Whilst all written recommendations made by the Seller as to the treatment of the Goods are made in good faith and in the belief that they are correct, the Seller shall have no responsibility whatsoever for any damage, liability, cost, claim or expense suffered by the Purchaser or any third party through following such recommendations, except for liability for death or personal injury.

13.Specification Alterations
(A) The Purchaser must give the Seller precise details of the intended use and function of the  Goods to assist the Purchaser in their design and manufacture.
(B) The Seller reserves the right to alter the specification of any Goods without prior reference to the Purchaser, provided that the Goods comply in all other known respects with the Purchaser’s requirements.

The Purchaser shall make payment in cash within 30 days of the month in which the Goods are delivered except where the Seller has given its consent in writing to a different arrangement. In the event of non-payment by the Purchaser, the Seller shall be entitled to charge interest at a daily rate equivalent to 3% over the base rate of Lloyds TSB Bank Plc from time to time in force on any overdue sums. All prices are exclusive of VAT. The money of account shall be Sterling. Where payment is made by the Purchaser without reference to a specific invoice, the Seller may appropriate any payment received to any outstanding invoice.

15.Trade Marks/Patents
The supply of Goods by the Seller shall not confer any right upon the Purchaser to use any of the Seller’s trade marks without prior written consent of the Seller and at all times such trade marks shall remain the property of the Seller. Neither does it imply any right to use any of the Seller’s patents or any indemnity against infringement of third party patents.

16.Assignment and Sub-Contracting
(A) If the Purchaser has sub-contracted the Goods or Services to the Seller on behalf of its own customers, the Purchaser may assign the benefit of this contract to its own customer, provided that full details of the customer and its requirements have been provided to the Company at the time the Purchaser’s order is placed with the Seller otherwise the Purchaser shall not, without the Seller’s prior written consent, assign or transfer or purport to assign or transfer the contract to which these conditions relate or its benefit to any other person.
(B) The Seller may sub-contract any of its obligations under the contract.

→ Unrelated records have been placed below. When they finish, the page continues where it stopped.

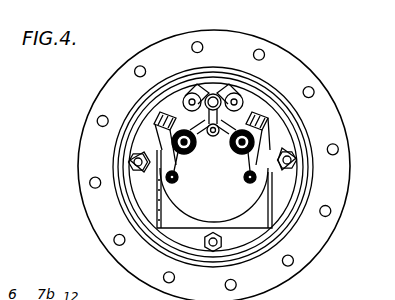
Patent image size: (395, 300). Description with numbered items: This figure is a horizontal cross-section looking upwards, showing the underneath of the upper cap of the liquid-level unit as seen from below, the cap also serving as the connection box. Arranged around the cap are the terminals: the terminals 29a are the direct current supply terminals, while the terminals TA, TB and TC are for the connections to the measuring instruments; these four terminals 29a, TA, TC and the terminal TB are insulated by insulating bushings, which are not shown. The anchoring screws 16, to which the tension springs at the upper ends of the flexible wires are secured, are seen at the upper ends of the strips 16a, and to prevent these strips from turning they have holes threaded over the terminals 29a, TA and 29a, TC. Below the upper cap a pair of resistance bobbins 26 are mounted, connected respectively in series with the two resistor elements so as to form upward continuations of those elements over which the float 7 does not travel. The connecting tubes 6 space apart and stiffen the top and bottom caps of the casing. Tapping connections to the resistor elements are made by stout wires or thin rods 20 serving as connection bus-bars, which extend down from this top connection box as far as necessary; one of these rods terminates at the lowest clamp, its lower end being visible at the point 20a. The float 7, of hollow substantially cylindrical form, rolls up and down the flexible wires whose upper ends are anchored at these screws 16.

The rods 20 is at (132, 65).
The lower end of rod 20a is at (163, 118).
The connecting tubes 6 is at (131, 163).
The float 7 is at (272, 212).
The terminal TB is at (212, 128).
The resistance bobbins 26 is at (190, 90).
The anchoring screw 16 is at (155, 124).
The terminals 29a is at (170, 178).
The strips 16a is at (184, 156).
The terminal TA is at (274, 137).
The terminal TC is at (113, 150).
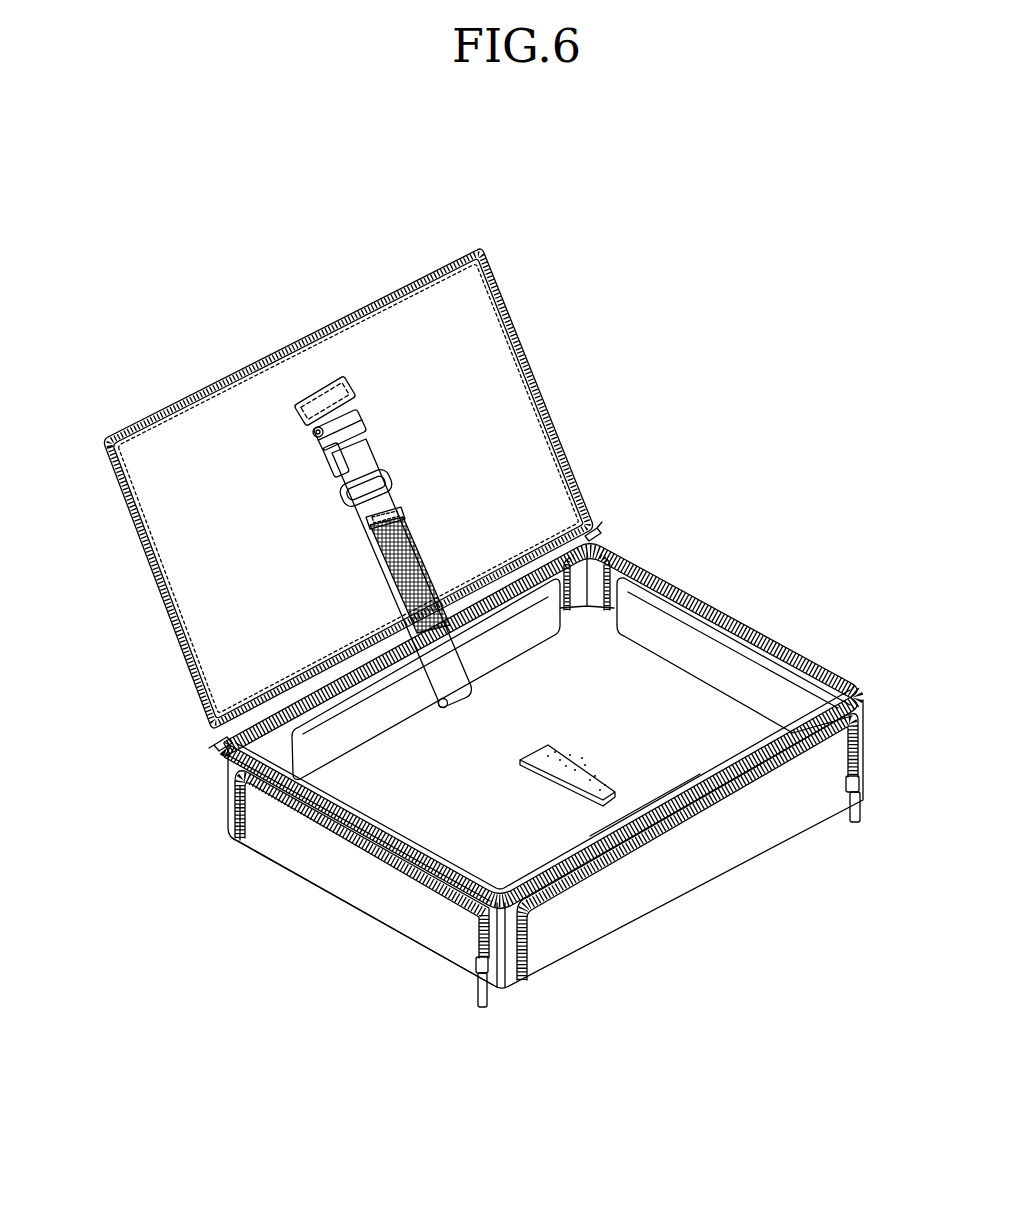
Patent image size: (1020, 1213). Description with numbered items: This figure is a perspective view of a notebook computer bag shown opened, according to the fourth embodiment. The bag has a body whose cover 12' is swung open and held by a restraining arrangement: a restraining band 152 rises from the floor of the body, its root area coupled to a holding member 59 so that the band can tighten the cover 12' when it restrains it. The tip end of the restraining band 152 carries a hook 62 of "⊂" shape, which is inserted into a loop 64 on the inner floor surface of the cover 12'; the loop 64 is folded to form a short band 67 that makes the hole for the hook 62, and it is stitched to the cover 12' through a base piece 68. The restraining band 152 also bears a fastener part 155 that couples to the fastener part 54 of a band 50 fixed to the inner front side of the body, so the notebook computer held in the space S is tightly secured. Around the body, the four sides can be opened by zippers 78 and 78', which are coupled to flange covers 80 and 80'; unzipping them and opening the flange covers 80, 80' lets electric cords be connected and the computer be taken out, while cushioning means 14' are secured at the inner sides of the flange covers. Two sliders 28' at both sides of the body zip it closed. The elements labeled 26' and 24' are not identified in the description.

The cover 12' is at (362, 488).
The lid zipper border 26' is at (327, 489).
The zipper 78' is at (464, 619).
The sliders 28' is at (370, 602).
The cushioning means 14' is at (590, 761).
The rim 24' is at (329, 832).
The flange cover 80 is at (481, 726).
The flange cover 80' is at (465, 891).
The zipper 78 is at (530, 722).
The space S is at (787, 703).
The holding member 59 is at (440, 700).
The fastener part 54 is at (573, 767).
The band 50 is at (637, 806).
The restraining band 152 is at (447, 643).
The fastener part 155 is at (412, 536).
The base piece 68 is at (338, 395).
The loop 64 is at (350, 421).
The short band 67 is at (323, 422).
The hook 62 is at (320, 453).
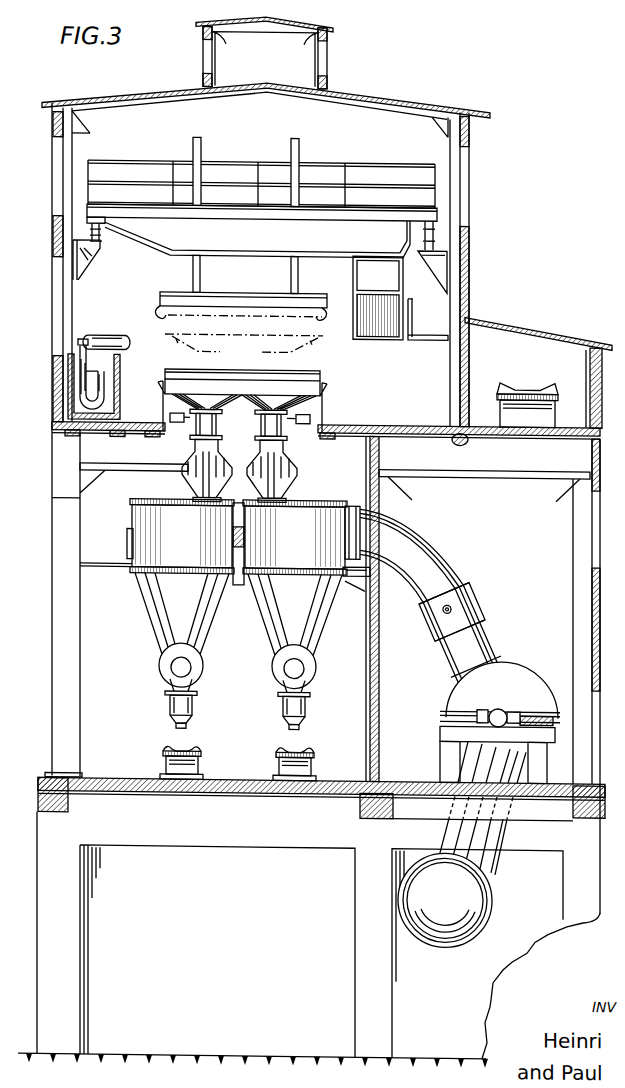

No indulgence or forbearance extended to the Purchaser shall limit or prejudice any right or claim available to the Seller.

(A) If the Purchaser shall fail to make any payment when it becomes due or shall enter into any composition or arrangement with its creditors or if being an incorporated company shall have a receiver appointed or shall pass a resolution for winding-up or a Court shall make an order to that effect, or if not being an incorporated company shall have a receiving order made against it or if there shall be any breach by the Purchaser of any of the terms or conditions herein, the Seller may defer or cancel any further deliveries and treat the contract of which these conditions form part as determined but without prejudice to its right to any unpaid purchase price of Goods delivered and to damages for any loss suffered in consequence thereof.
(B) If the Purchaser cancels, the Seller shall be entitled to such reasonable compensation for the work and materials already incurred. Which compensation shall where necessary include the cost of any tooling relating to the contract, which the Seller has bought. If the Purchaser suspends delivery, the Seller will be reimbursed such reasonable costs that the suspension necessarily causes the Seller to incur.

19.Operation of Law
These Conditions and any contracts to which they apply shall be governed by English law and shall be deemed to have been made in England. The parties submit to the non-exclusive jurisdiction of the High Court of Justice in England in relation to any proceedings arising out of or in connection with these Conditions.